Culturebox

Black Like Me

The TV show that does right by black women.

UPN has one of the blackest audiences of any TV network, and Monday, when it broadcasts four sitcoms featuring predominantly dark-skinned casts, is its blackest night. Three of these four shows— Moesha, The Parkers, and The Hughleys—have never captured my attention. (Although when I lived in Amsterdam, I did get perverse pleasure out of Dutch attempts to find subtitles for the Ebonics on Moesha.) Take The Parkers, the top-rated show for black viewers. Starring a robust mother and daughter, it’s the kind of show where one character says to another, “My baby’s daddy, meet my future baby’s daddy.” Call me hopelessly bourgeois, but I just can’t relate to that.

However, I’m addicted to the fourth show. Girlfriends features Joan, an elegant lawyer whose wardrobe I covet; Lynn, her college friend, a perpetual graduate student and activist; Joan’s childhood friend Toni, a woman who takes her cues from the film How To Marry a Millionaire; and Joan’s secretary, Maya, a ghetto superstar who lords her sexual exploits with her husband over the other three.
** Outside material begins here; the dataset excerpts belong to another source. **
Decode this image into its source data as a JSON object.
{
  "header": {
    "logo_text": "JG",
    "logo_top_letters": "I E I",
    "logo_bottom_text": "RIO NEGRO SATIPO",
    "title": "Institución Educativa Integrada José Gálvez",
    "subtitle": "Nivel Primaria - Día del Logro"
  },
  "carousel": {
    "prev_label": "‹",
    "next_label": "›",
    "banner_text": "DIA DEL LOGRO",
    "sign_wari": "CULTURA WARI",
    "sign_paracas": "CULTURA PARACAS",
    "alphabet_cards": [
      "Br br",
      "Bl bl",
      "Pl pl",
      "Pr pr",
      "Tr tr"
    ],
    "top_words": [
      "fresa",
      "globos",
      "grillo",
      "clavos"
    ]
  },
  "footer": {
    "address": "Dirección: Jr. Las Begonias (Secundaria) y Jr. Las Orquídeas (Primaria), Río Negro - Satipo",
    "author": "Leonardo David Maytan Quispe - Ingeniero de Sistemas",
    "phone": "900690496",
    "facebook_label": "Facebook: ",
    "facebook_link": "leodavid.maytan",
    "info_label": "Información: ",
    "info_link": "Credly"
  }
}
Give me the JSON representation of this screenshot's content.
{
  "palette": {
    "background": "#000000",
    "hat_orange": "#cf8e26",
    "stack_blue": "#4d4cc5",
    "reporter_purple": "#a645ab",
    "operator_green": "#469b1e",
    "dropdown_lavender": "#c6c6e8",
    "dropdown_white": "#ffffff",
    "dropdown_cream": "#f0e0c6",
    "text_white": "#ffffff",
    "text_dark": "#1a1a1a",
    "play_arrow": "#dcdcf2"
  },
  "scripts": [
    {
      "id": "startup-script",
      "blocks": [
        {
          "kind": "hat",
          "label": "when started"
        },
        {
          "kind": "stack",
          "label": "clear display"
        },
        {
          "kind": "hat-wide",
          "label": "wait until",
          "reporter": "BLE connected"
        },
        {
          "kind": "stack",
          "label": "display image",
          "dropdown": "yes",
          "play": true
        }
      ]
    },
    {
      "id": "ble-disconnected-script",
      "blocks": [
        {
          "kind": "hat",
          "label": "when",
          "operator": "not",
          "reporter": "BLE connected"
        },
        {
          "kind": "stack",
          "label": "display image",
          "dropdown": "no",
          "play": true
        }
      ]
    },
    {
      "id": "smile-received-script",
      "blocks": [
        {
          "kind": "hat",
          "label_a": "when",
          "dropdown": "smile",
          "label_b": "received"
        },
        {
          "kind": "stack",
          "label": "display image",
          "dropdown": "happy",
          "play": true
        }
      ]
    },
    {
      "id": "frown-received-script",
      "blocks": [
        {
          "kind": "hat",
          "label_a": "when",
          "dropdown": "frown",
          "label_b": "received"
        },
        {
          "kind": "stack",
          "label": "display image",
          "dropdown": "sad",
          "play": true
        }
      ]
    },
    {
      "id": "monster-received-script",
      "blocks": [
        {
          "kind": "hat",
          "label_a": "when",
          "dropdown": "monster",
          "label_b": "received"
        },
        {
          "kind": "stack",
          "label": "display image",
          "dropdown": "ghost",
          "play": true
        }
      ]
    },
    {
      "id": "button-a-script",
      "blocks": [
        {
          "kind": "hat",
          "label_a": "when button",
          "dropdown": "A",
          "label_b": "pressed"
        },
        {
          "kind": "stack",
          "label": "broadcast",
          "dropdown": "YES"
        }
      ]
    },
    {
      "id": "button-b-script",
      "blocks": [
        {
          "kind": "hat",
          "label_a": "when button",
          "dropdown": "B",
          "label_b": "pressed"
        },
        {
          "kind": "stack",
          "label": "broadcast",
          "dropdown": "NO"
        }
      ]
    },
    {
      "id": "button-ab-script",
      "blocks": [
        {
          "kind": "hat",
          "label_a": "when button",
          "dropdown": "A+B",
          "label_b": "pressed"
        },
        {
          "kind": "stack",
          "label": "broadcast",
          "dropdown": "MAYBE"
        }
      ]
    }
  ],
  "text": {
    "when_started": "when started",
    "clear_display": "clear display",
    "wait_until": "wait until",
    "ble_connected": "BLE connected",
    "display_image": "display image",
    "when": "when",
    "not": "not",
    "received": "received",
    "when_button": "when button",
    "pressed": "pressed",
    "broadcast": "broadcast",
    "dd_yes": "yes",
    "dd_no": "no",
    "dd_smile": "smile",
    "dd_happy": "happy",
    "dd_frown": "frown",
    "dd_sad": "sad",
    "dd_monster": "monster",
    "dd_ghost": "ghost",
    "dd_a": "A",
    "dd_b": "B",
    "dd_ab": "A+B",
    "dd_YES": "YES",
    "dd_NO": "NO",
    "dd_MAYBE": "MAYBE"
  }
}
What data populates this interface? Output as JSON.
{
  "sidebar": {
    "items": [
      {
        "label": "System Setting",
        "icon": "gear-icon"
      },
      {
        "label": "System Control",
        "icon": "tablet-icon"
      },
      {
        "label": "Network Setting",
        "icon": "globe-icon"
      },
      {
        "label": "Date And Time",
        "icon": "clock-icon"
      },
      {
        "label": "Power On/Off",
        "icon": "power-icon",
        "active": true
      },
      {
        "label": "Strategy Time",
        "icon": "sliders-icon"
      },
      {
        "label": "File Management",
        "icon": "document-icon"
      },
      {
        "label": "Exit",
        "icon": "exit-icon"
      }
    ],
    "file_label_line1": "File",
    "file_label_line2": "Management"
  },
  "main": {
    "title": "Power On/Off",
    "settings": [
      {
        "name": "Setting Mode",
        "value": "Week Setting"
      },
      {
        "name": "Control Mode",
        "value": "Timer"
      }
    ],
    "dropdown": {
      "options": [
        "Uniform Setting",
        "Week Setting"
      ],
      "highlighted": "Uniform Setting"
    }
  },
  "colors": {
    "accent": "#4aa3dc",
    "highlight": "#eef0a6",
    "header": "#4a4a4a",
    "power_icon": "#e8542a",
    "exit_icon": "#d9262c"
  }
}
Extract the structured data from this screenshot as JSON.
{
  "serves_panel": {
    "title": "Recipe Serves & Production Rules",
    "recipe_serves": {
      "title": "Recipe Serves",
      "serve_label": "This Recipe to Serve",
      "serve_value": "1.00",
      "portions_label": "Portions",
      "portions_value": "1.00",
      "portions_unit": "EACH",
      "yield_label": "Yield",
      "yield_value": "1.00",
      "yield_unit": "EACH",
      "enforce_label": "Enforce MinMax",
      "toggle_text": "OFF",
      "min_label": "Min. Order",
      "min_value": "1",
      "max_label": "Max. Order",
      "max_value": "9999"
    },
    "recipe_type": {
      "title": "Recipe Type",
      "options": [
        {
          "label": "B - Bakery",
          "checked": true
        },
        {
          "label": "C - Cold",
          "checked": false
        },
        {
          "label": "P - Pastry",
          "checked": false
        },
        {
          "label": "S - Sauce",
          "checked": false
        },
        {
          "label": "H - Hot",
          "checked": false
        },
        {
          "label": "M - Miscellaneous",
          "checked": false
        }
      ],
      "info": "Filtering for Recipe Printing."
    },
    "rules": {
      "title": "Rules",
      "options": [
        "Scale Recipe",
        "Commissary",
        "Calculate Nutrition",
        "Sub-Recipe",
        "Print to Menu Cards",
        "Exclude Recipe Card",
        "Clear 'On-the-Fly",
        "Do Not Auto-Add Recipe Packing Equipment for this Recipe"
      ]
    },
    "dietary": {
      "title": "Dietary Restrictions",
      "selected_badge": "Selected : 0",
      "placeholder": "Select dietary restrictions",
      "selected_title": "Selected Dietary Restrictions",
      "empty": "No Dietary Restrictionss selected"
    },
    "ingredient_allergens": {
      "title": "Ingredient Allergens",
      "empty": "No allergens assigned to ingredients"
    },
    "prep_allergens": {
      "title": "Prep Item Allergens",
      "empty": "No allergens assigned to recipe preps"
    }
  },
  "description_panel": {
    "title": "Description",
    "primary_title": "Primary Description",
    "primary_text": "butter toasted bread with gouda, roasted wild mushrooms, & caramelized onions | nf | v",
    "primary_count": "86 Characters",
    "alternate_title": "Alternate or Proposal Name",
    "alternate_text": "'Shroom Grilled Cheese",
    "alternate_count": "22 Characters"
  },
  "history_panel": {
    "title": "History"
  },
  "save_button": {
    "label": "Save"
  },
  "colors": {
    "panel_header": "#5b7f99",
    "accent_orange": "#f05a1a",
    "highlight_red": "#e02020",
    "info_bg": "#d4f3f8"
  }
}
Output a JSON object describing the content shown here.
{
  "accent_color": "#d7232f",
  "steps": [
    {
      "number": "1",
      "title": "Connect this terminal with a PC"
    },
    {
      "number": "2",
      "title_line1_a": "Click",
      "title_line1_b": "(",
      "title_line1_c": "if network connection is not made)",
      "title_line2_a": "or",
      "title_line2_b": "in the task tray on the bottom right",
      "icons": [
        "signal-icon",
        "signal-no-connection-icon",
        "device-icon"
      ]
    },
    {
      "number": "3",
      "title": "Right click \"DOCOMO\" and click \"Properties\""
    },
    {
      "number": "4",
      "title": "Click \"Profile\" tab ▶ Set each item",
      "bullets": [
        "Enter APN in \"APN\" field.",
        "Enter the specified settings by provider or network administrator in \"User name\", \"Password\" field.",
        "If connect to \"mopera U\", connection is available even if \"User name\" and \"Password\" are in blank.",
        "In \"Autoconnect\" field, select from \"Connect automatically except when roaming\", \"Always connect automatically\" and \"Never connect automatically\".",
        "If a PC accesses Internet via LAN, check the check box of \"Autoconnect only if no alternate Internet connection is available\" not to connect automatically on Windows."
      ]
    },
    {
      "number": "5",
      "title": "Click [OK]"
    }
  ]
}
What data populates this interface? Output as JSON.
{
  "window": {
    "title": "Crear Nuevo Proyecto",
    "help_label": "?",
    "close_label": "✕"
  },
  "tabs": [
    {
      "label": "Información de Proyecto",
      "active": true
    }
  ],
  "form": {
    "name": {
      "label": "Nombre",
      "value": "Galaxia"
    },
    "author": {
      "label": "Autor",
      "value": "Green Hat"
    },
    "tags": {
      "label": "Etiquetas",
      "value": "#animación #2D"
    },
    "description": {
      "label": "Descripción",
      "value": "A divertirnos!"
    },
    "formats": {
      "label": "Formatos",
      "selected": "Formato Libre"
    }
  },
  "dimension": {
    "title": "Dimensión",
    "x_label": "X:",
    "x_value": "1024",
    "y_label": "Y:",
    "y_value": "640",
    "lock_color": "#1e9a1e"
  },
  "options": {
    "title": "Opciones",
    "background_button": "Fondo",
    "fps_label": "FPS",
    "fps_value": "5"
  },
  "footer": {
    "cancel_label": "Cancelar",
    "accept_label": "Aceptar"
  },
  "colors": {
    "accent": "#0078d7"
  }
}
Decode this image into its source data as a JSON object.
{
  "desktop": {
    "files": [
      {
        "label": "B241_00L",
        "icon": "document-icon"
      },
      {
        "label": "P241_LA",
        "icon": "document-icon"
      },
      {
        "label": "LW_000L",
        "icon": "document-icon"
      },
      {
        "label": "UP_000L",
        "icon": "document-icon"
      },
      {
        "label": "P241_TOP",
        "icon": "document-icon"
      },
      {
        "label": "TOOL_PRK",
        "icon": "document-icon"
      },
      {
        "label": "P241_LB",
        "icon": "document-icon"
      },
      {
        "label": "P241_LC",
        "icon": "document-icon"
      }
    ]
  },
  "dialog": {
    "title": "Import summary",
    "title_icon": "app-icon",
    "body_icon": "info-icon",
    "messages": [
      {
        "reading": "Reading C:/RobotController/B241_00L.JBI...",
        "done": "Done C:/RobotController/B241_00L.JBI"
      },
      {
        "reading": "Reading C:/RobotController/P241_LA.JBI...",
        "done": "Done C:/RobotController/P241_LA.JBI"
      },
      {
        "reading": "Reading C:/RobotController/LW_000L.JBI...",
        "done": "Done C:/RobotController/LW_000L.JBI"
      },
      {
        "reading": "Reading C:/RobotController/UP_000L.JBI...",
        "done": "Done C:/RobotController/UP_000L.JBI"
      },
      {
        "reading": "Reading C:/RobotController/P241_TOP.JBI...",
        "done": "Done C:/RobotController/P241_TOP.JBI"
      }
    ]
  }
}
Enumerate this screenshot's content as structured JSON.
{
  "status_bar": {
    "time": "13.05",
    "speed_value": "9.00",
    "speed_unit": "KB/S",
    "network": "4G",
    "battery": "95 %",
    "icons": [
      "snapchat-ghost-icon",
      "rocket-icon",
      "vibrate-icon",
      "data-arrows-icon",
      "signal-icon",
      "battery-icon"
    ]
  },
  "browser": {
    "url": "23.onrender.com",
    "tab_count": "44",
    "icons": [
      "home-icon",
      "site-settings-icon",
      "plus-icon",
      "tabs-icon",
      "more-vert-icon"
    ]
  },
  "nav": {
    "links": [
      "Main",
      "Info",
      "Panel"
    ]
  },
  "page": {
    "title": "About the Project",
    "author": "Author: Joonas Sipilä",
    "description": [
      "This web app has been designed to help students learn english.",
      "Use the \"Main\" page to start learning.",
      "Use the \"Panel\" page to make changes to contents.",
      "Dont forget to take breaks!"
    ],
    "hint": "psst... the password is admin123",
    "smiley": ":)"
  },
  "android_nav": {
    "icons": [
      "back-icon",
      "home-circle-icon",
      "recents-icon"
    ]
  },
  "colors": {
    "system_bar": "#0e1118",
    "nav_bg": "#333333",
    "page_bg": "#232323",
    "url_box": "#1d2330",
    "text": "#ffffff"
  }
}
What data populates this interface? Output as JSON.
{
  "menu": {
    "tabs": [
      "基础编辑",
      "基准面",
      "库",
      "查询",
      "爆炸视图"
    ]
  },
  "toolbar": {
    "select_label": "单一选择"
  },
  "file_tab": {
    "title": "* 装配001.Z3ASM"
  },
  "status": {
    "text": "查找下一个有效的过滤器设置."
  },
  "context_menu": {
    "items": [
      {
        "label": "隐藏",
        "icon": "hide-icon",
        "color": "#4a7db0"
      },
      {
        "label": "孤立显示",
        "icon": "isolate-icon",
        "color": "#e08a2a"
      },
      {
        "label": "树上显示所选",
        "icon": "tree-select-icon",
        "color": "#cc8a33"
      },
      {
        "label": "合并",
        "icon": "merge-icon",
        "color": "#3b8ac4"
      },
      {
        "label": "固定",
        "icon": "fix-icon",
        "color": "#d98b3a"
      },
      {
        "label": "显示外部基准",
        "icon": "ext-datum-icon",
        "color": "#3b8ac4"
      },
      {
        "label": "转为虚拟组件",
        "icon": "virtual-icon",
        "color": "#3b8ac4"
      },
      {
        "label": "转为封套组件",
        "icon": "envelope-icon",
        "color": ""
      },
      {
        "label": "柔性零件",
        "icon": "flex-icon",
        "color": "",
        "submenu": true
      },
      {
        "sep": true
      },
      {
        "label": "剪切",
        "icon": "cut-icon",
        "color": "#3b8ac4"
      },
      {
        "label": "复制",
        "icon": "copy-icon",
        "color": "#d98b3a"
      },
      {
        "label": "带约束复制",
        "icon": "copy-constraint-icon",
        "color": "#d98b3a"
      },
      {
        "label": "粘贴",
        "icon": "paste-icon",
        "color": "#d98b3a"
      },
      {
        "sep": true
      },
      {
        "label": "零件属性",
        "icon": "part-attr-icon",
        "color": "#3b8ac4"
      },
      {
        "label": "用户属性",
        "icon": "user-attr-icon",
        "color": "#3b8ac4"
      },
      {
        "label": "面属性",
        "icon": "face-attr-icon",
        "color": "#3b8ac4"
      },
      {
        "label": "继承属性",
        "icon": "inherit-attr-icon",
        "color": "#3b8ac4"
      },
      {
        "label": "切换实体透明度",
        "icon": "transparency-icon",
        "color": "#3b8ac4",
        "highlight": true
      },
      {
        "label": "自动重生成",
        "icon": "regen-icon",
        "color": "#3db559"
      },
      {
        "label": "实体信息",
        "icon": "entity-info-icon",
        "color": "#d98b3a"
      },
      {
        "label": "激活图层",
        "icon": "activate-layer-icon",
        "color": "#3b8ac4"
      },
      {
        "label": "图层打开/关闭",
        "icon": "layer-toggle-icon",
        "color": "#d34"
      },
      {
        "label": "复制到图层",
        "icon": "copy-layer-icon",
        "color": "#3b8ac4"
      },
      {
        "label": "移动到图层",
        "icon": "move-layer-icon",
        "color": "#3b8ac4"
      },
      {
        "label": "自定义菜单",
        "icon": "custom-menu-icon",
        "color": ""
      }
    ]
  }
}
The little “moments” in Girlfriends ring eerily true. Toni’s new white beau keeps her up late at night in bed inspecting the texture of her hair, which fascinates him. There’s William, Joan’s law firm colleague and the girlfriends’ male foil, who struggles with his failure to fit into conventional black stereotypes (the same stereotypes that once led Colin Powell to tell a reporter from The New Yorker, “I speak reasonably well, like a white person” and led Julian Bond, then-head of the NAACP to agree that Powell is “verbally, not black”). William and his ilk are usually caricatured on television as that most pathetic of all creatures, the white black man, an Oreo who can’t dance, can’t rap, and can’t hang. Instead of poking fun at him, Girlfriends sympathizes. When the women chastise him for dating white women, he retorts that he’s not popular with black women because he’s not dangerous enough. “White women think I’m edgy just for being black,” he explains.

Girlfriends addresses skin color prejudice, the dirty secret of the black community, both implicitly and explicitly. Toni, the it-girl of the group, is the one with the darkest skin. This is a welcome anomaly. For all the instances of black pride bursting forth from The Cosby Show, the two women Bill Cosby chose to play his older daughters, i.e., sex symbol age, were biracial, light-skinned, long-haired black women. And on ER, one of my other favorite shows, it seems that every couple of years the producers issue a casting call for a beige black woman to play the love interest of decidedly nonbeige Eriq La Salle. Spike Lee, who has acknowledged his inability to write rounded female characters, usually casts a fair-skinned black woman—a visual descendant of Lena Horne—as his leading lady.

When Toni rejects a wealthy suitor because she thinks his skin is too dark, her friends chastise her, telling her that she wouldn’t exactly pass a paper bag test herself. Later Toni tells Joan (who is played by Diana Ross’ biracial daughter) that Joan doesn’t understand how hard it is to be considered attractive when you have dark skin and that she doesn’t want a daughter to endure what she does. Refreshingly, there’s no moralistic plot twist in which Toni learns to appreciate her dark skin.

Finally, Girlfriends is wonderfully void of studied Afrocentricity. Joan lives in a home that she’s very pleased to have purchased for herself. Ordinarily a black TV home would be resplendent with racial kitsch: African masks, Jacob Lawrence paintings, and maybe a bit of kente cloth. But Joan’s home matches her cool, minimalist taste in clothing. And rather than presenting her boyfriend with a book of Pablo Neruda poems for Valentine’s Day as Joan did, she would have handed him a book of Maya Angelou’s finest since, in the world of television, an expression of love between two black people could never be captured by a nonblack writer. That would be unpridely.

Girlfriends probably wouldn’t be on the air without Frasier’s Kelsey Grammer, its executive producer and godfather. Grammer refuses to espouse politically correct platitudes to explain why a middle-aged white man is producing a show about four black women. When told that Spike Lee didn’t like it, Grammer told the Seattle Times, “Fine, I don’t care.” And neither do I.